II. The Committee notes that the Government's report contains no reply to previous comments. It hopes that the next report will include full information on the matters raised in its previous direct request, which read as follows:

Article 1(1) and Article 2(1) of the Convention. 1. The Committee notes the information provided by the Government in reply to its earlier comments. With regard to the freedom of all military personnel (including personnel other than officers) to leave the service on their own initiative, after a reasonable time, the Committee notes with interest the Government's statement that the armed forces of the country now engage their military personnel completely on the basis of employment contracts, except the persons drafted for compulsory military service, and that warrant officers and petty officers as well as rank and file personnel perform their duties on the basis of fixed-term contracts concluded for a period of three to five years. The Committee would be grateful if the Government would supply, with its next report, copies of the relevant legislative provisions.

2. In its previous comments the Committee noted the Government's indication that recruitment of supplementary labour force by agricultural enterprises during the harvest season can only take place according to an individual agreement and asked the Government to provide samples of such agreements, as well as copies of applicable legislative provisions. In its report the Government indicates that the practice of recruiting students for agricultural works has actually been discontinued and that no complaints have been received in this regard by the Ministry of Labour. The Committee takes due note of this indication. It requests the Government to continue supplying in its future reports information on the evolution of law and practice in this matter.

3. The Committee notes that section 37 of the Correctional Labour Code, as amended on 12 June 1992, provides that every convicted person is under an obligation to work, such work being exacted from them by the administration of correctional institutions either at state enterprises, or at enterprises of other forms of ownership, on a contract basis. It also notes the provision of section 21 of Act No. 5473-I, of 21 July 1993, on the institutions and bodies for the execution of sentences involving deprivation of freedom, according to which compulsory labour may be exacted from convicted prisoners at enterprises of any organizational or legal form, even if such enterprises do not belong to the executive penal system and are located out of the place of correctional institutions; compulsory labour is exacted in this case on the basis of a contract concluded between the administration of institutions for the execution of sentences and the enterprises concerned.

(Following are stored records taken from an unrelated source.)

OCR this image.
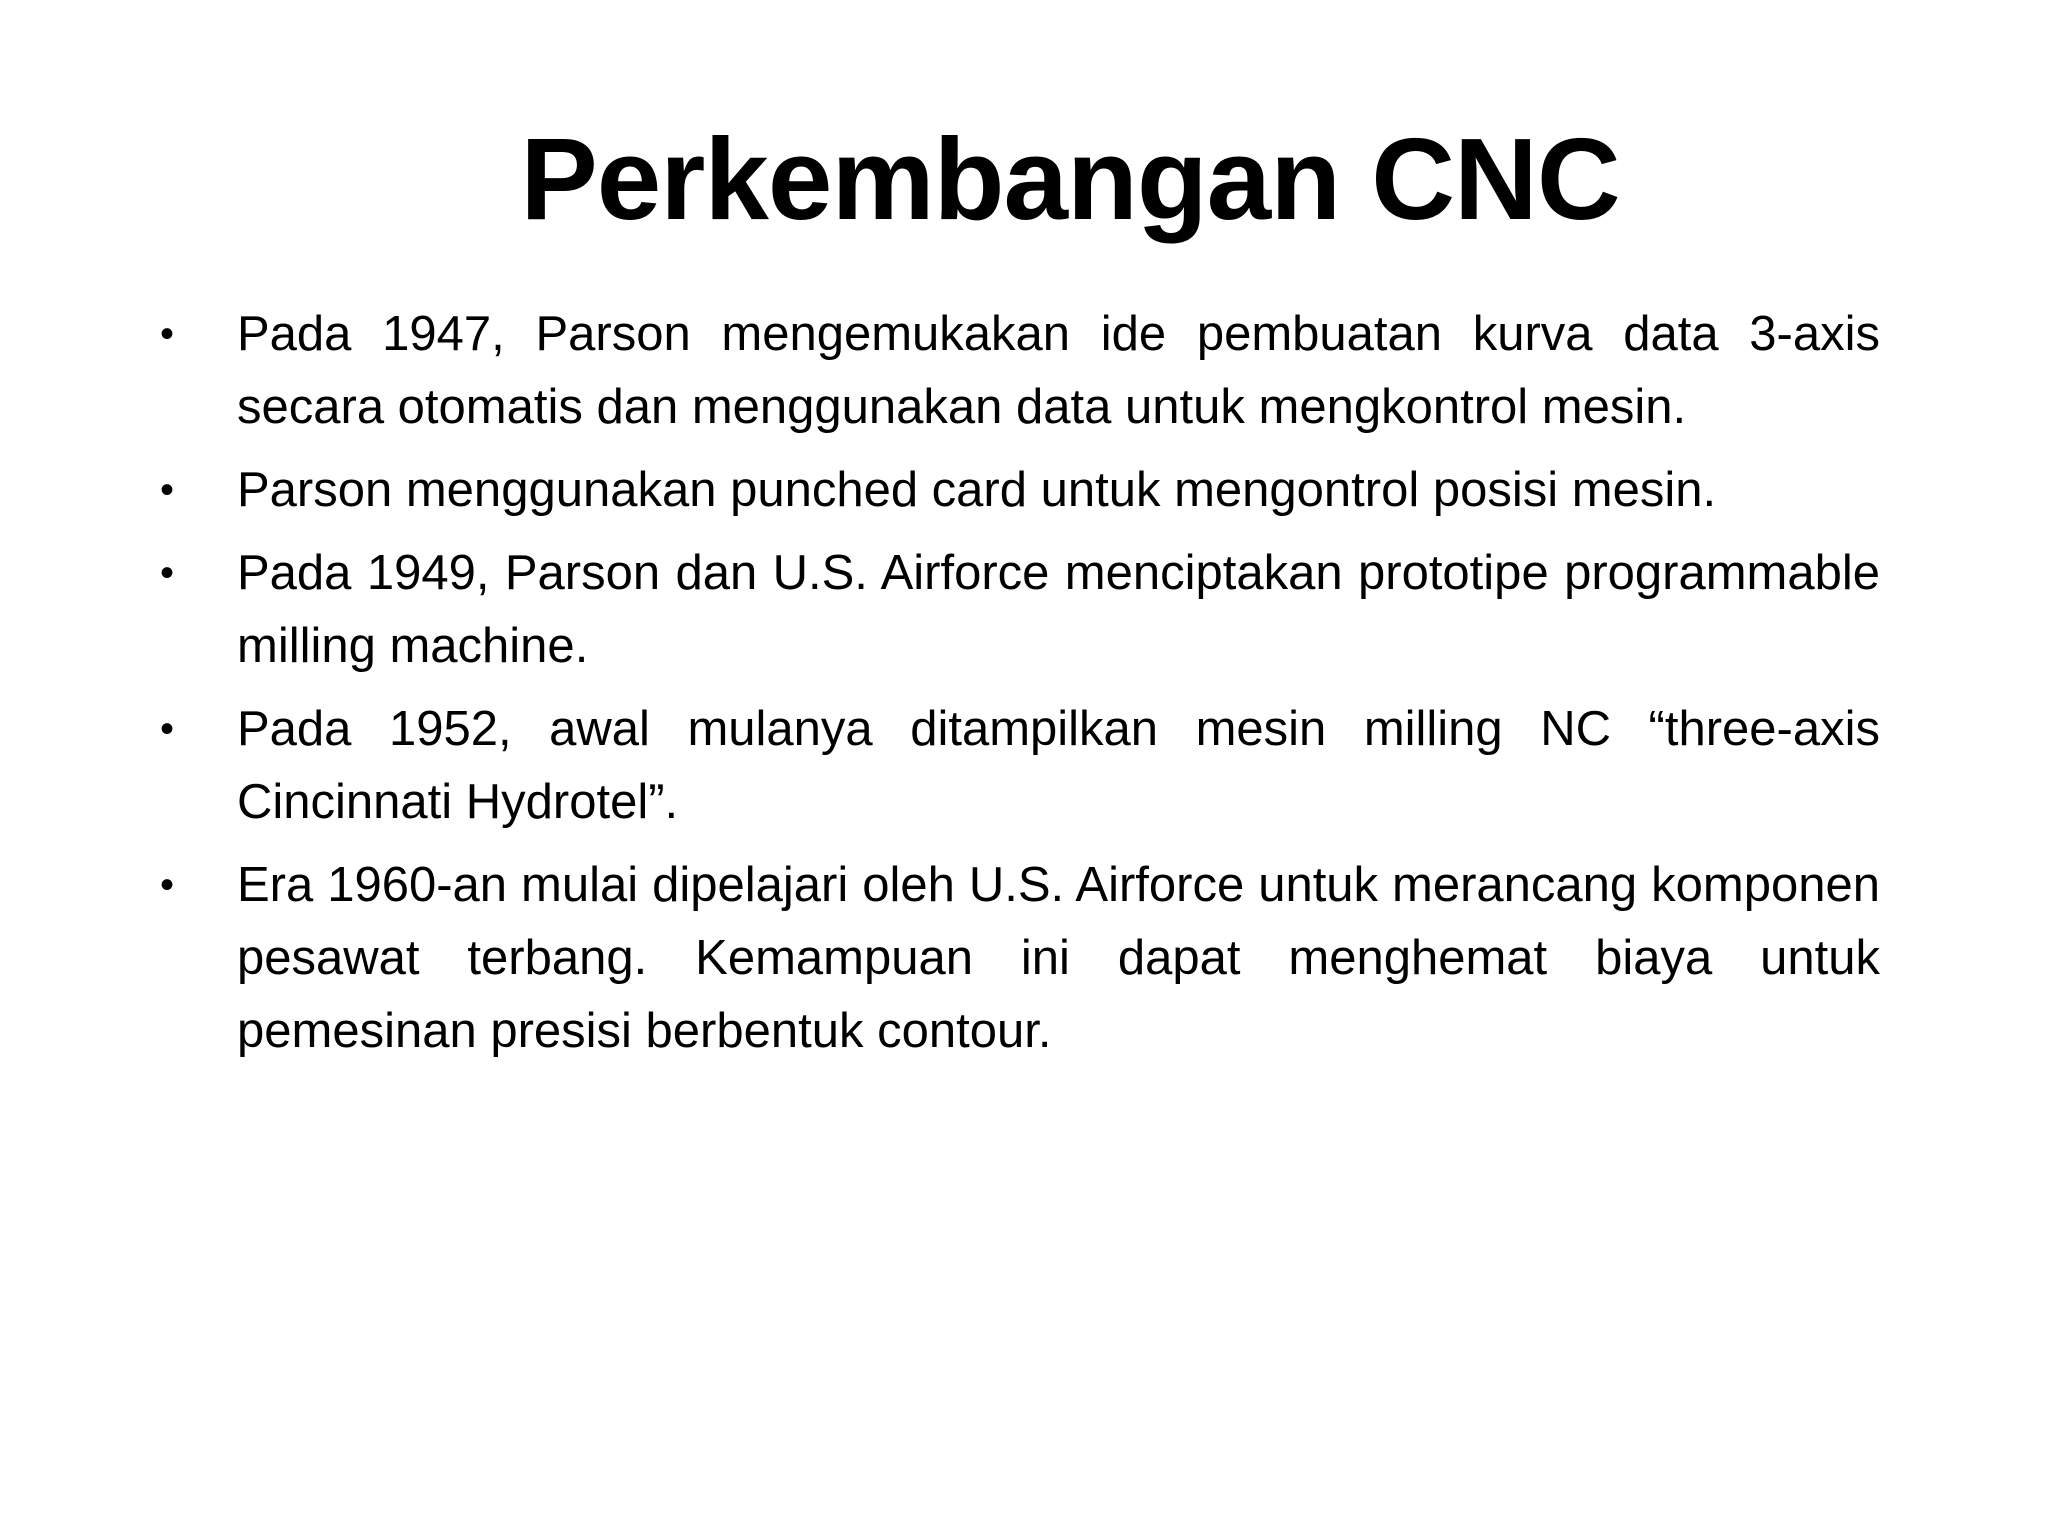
Perkembangan CNC
• Pada 1947, Parson mengemukakan ide pembuatan kurva data 3-axis secara otomatis dan menggunakan data untuk mengkontrol mesin.
• Parson menggunakan punched card untuk mengontrol posisi mesin.
• Pada 1949, Parson dan U.S. Airforce menciptakan prototipe programmable milling machine.
• Pada 1952, awal mulanya ditampilkan mesin milling NC “three-axis Cincinnati Hydrotel”.
• Era 1960-an mulai dipelajari oleh U.S. Airforce untuk merancang komponen pesawat terbang. Kemampuan ini dapat menghemat biaya untuk pemesinan presisi berbentuk contour.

The Committee recalls in this connection that Article 2, paragraph 2(c), of the Convention exempts from its provisions "any work or service exacted from any person as a consequence of a conviction in a court of law, provided that the said work or service is carried out under the supervision and control of a public authority and that the said person is not hired to or placed at the disposal of private individuals, companies or associations". While this Article strictly prohibits that prisoners be hired to or placed at the disposal of private undertakings, the Committee has accepted, for the reasons set out in paragraphs 97 to 101 of its 1979 General Survey on the abolition of forced labour, that schemes existing in certain countries under which prisoners may, particularly during the period preceding their release, voluntarily enter a normal employment relationship with private employers, do not fall within the scope of the Convention. As the Committee has repeatedly pointed out, only work performed in conditions of a free employment relationship can be held compatible with the explicit prohibition in Article 2, paragraph 2(c); this necessarily requires the formal consent of the person concerned and, in the light of the circumstances of the consent, i.e. the basic obligation to perform prison labour, and other restrictions on the prisoner's freedom to take up normal employment, there must be further guarantees and safeguards covering the essential elements of a labour relation, such as a level of wages and social security corresponding to a free labour relationship, to remove the employment from the scope of Article 2, paragraph 2(c), which unconditionally prohibits that persons who are under an obligation to perform prison labour be hired to or placed at the disposal of private companies.

The Committee hopes that, taking into account these considerations, the Government will take the necessary measures in relation to the above-mentioned legislation to ensure the observance of the Convention, and that it will provide, in its next report, information on law and practice regarding the work of prisoners for private enterprises.